Despite their threats, we did not listen to them. Every day, early in the morning, I would go to hide all of our cooking utensils in the valley out of fear that they would be confiscated, and in the evening, we brought them back to cook food. We slept outside of the village with our sheep because we feared that the sheep would be confiscated and the young men arrested.
This went on for a week. At night, there were only women and children in the village, and so the settlers would come to frighten them, singing and dancing inside the village and shooting in the air. During the second week, the Civil Administration came and arrested my older brother, Ibrahim. After my brother’s arrest, and in order to put pressure on us to leave, they continued to come at night to arrest people or confiscate sheep, frightening women and children as they searched inside the tents and caves for men and their flock. My brother was detained for a week, and when they saw that we had finally left, they released my brother.
What happened after you left the village?
We went and lived in the village of A-Tuwani for four months, during which time, with the help of foreign and Israeli solidarity activists, we filed a petition with the Israeli High Court of Justice, a body that carries out no justice for us as Palestinians. There was a decision that we could temporarily return to our village on March 11, 2000.
However, our suffering increased at the beginning of 2002, when they closed the main road that connects our village and four other villages to the city of Yatta, which is where we must go for health and education services, purchasing items for our daily needs, and selling our cheese and dairy products. It was even worse for school children, who had to travel great distances to get to school. The daily journey was long, through rugged mountains and valleys to reach the schools. A trip that, with the main road, had taken half an hour, now took two hours.
What was life like after being allowed to return to Tuba?
The intensity and frequency of settler attacks on the village increased, including the destruction and burning of crops, which they carried out against my crops in 2006. They burned all of my crops after I had finished harvesting, a common form of attack. Attacks also increased against our sheep, who were beaten and killed after being stabbed by settlers, something that happened to my brother’s and my neighbor’s sheep. At other times, we were arrested, made to pay fines, and had more of our pastoral and agricultural lands confiscated.

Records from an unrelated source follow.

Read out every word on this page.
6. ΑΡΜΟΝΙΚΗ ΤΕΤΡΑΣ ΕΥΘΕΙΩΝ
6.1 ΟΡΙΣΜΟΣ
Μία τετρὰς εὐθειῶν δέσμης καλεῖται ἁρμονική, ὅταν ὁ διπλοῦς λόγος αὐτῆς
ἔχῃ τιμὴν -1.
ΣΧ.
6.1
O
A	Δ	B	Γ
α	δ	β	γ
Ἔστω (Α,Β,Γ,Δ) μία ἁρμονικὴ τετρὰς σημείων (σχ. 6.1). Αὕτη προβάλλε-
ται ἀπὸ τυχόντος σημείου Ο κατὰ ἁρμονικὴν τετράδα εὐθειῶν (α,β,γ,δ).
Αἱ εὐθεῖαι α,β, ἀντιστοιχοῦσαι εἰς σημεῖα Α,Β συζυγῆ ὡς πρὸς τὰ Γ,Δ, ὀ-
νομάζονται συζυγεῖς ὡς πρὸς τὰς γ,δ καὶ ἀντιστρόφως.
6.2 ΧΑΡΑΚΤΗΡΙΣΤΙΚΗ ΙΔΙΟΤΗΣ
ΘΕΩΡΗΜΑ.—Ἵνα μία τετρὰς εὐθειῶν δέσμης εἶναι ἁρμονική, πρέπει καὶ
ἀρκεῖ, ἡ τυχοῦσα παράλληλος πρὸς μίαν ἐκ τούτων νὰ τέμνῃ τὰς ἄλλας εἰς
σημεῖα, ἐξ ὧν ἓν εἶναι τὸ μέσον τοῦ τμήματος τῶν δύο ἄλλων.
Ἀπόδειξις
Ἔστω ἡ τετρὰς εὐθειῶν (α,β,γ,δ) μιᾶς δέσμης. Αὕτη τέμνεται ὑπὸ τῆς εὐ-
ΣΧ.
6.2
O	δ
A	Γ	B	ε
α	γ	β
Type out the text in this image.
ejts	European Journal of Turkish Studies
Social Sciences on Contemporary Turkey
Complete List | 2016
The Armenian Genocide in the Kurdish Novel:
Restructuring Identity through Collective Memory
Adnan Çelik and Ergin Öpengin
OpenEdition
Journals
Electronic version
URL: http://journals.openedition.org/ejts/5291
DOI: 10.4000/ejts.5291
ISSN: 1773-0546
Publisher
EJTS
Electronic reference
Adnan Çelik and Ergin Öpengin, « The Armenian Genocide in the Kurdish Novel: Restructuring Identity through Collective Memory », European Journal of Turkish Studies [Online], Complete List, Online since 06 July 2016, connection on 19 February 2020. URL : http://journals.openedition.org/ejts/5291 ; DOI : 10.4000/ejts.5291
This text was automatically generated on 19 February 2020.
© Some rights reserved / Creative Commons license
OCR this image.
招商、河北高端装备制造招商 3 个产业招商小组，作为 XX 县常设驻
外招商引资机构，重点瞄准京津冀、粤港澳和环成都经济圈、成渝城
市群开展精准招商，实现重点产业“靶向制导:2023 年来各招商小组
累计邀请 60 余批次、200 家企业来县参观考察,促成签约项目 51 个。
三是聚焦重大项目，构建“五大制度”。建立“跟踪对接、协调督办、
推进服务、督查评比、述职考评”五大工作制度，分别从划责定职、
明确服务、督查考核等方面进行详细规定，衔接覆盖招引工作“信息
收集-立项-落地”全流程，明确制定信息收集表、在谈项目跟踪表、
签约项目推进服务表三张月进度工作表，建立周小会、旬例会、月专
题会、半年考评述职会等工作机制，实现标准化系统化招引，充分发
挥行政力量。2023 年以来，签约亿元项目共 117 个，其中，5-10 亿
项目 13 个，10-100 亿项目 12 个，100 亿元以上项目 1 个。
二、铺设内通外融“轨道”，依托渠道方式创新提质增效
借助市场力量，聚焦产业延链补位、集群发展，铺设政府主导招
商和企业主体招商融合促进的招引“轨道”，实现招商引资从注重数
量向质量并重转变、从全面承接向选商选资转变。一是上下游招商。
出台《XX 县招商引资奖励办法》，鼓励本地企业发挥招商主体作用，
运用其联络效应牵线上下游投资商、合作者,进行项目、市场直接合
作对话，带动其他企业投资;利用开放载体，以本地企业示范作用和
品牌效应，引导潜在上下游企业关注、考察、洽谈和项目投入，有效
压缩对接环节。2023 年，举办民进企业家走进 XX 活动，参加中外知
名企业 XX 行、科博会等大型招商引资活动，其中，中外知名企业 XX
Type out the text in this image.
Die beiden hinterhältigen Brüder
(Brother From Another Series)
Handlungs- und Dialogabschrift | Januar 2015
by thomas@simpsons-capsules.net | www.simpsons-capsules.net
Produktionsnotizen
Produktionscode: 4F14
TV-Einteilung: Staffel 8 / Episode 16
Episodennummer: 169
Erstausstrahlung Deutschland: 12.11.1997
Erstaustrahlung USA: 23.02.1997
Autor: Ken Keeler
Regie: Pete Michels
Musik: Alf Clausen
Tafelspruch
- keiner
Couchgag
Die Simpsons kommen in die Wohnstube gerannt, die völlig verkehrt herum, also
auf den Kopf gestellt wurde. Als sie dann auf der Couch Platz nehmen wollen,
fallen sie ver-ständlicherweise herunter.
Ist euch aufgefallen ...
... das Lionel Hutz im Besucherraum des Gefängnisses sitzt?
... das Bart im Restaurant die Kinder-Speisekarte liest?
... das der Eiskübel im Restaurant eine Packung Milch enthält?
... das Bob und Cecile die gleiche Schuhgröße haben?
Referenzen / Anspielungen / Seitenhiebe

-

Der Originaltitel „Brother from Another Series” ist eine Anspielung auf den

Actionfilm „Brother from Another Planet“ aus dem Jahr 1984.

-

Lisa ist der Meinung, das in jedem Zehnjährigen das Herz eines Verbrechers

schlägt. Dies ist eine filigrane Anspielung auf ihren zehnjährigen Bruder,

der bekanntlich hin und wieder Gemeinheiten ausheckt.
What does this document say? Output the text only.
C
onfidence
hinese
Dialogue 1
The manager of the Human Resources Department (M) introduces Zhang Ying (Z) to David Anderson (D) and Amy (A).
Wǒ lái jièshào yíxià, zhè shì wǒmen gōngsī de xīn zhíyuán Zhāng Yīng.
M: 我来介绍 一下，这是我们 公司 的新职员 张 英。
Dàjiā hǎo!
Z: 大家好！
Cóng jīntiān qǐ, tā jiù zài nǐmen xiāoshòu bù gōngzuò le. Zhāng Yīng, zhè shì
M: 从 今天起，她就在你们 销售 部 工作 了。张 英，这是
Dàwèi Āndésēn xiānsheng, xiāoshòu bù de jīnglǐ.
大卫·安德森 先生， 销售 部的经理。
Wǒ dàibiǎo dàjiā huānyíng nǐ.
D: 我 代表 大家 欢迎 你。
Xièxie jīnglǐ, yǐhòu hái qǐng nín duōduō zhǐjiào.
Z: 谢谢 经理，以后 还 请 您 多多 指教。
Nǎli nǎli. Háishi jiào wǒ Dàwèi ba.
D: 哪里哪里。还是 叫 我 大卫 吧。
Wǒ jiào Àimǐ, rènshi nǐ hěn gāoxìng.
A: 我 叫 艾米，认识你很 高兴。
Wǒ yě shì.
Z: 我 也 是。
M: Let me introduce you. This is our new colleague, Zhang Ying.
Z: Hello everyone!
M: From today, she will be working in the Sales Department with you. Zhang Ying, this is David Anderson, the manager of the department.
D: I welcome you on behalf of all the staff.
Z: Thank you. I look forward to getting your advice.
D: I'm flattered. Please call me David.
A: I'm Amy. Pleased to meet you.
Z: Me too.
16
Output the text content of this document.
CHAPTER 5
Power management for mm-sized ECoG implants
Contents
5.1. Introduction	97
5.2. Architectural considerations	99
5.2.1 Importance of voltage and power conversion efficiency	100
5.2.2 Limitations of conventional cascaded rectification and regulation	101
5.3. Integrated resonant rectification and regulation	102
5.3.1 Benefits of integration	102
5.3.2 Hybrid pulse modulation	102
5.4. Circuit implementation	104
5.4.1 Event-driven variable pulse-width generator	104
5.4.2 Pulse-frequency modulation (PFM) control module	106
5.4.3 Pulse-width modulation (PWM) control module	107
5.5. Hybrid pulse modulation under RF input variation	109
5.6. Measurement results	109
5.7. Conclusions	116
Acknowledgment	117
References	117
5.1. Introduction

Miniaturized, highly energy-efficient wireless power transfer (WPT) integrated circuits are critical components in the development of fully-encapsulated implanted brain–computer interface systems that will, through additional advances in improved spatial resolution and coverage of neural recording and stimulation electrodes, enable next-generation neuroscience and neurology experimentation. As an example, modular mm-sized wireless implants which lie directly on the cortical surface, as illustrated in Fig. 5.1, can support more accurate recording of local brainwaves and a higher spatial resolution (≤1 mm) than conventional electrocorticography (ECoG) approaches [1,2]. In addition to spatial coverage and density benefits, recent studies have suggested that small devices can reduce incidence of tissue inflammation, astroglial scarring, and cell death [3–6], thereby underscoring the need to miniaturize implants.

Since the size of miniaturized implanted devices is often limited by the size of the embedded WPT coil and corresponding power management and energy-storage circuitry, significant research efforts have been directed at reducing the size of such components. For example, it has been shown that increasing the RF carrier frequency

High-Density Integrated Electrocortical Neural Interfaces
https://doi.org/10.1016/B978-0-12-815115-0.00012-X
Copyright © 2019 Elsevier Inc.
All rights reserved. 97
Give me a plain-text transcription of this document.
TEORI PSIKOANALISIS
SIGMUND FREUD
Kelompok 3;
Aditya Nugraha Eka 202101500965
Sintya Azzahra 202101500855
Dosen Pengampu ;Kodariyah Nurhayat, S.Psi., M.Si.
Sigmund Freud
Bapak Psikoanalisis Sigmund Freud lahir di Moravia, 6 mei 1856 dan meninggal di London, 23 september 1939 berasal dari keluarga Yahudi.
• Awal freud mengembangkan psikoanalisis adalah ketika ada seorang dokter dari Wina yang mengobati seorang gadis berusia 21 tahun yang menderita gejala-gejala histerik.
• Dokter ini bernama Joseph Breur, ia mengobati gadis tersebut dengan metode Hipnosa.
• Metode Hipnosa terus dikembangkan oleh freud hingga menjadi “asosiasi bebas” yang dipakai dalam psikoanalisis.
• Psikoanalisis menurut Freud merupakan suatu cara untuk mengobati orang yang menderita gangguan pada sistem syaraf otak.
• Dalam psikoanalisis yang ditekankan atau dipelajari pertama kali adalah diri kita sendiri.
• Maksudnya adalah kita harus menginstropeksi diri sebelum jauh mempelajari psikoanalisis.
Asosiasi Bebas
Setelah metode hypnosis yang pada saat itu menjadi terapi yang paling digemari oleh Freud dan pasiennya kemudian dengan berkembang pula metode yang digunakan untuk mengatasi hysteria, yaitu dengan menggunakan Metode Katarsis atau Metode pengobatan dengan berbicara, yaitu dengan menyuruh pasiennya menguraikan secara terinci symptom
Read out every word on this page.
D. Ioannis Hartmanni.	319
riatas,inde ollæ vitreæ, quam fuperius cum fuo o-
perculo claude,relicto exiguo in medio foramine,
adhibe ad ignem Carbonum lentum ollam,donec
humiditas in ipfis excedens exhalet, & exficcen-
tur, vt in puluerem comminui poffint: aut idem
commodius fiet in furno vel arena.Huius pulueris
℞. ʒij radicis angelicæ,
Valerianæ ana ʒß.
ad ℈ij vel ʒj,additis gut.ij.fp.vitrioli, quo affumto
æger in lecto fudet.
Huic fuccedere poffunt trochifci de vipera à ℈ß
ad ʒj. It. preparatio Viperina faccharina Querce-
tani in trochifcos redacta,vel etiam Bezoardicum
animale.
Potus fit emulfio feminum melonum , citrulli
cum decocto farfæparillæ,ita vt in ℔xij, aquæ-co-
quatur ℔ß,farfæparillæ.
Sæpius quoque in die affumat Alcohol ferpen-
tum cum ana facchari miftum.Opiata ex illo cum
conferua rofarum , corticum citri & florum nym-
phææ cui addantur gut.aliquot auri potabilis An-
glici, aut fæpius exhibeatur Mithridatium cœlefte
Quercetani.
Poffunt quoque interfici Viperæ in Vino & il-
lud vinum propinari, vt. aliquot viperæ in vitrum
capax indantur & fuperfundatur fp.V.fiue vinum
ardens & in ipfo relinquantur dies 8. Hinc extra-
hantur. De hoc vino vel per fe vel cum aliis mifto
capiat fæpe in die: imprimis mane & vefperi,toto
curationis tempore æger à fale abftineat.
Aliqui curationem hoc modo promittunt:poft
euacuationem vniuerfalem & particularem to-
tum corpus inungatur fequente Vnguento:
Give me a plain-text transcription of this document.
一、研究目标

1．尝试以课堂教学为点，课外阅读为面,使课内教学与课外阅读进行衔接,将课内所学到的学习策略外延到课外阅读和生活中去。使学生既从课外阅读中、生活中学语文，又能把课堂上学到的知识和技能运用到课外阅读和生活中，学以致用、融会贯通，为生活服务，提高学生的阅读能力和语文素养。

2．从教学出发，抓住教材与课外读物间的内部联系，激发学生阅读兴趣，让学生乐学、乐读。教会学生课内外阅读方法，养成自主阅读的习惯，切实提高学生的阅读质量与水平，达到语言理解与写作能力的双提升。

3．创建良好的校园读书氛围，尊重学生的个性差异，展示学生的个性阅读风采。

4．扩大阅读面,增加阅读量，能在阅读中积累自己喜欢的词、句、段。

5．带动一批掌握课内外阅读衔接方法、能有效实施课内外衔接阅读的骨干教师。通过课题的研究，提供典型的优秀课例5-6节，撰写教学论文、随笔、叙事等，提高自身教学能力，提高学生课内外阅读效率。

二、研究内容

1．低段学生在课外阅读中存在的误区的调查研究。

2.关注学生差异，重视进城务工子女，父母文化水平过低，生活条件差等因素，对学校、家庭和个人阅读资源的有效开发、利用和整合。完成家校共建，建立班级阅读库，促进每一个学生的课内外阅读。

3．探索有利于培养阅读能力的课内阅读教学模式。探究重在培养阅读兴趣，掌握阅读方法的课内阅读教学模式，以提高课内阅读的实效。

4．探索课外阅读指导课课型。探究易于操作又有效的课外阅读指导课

Last month, I was arrested and fined after a settler came forward and tended crops that I had planted. My son, nephew, and neighbor were then arrested at night and imprisoned for three days before paying a fine to be released. There are so many attacks that took place that I can no longer remember all of them. One would need to write a book to recount all of them.
What do you think of the most recent Supreme Court hearing?
On March 15, 2022, I went to a Supreme Court hearing in Jerusalem about our displacement. On May 4, we received the news that the decision was to displace us – conclusively and definitively. Since the decision was issued, harassment against residents happens every day — people are arrested and beaten, vehicles are confiscated, roads are closed, and agricultural land is bulldozed. But we will not leave our land or our village, and we refuse to experience again the torment and cruelty of displacement. No matter what, we will stay, even if they demolish all of our homes. We will remain on the rubble, and we will not leave our land. We will not allow them to cast us aside as they did to our parents and grandparents.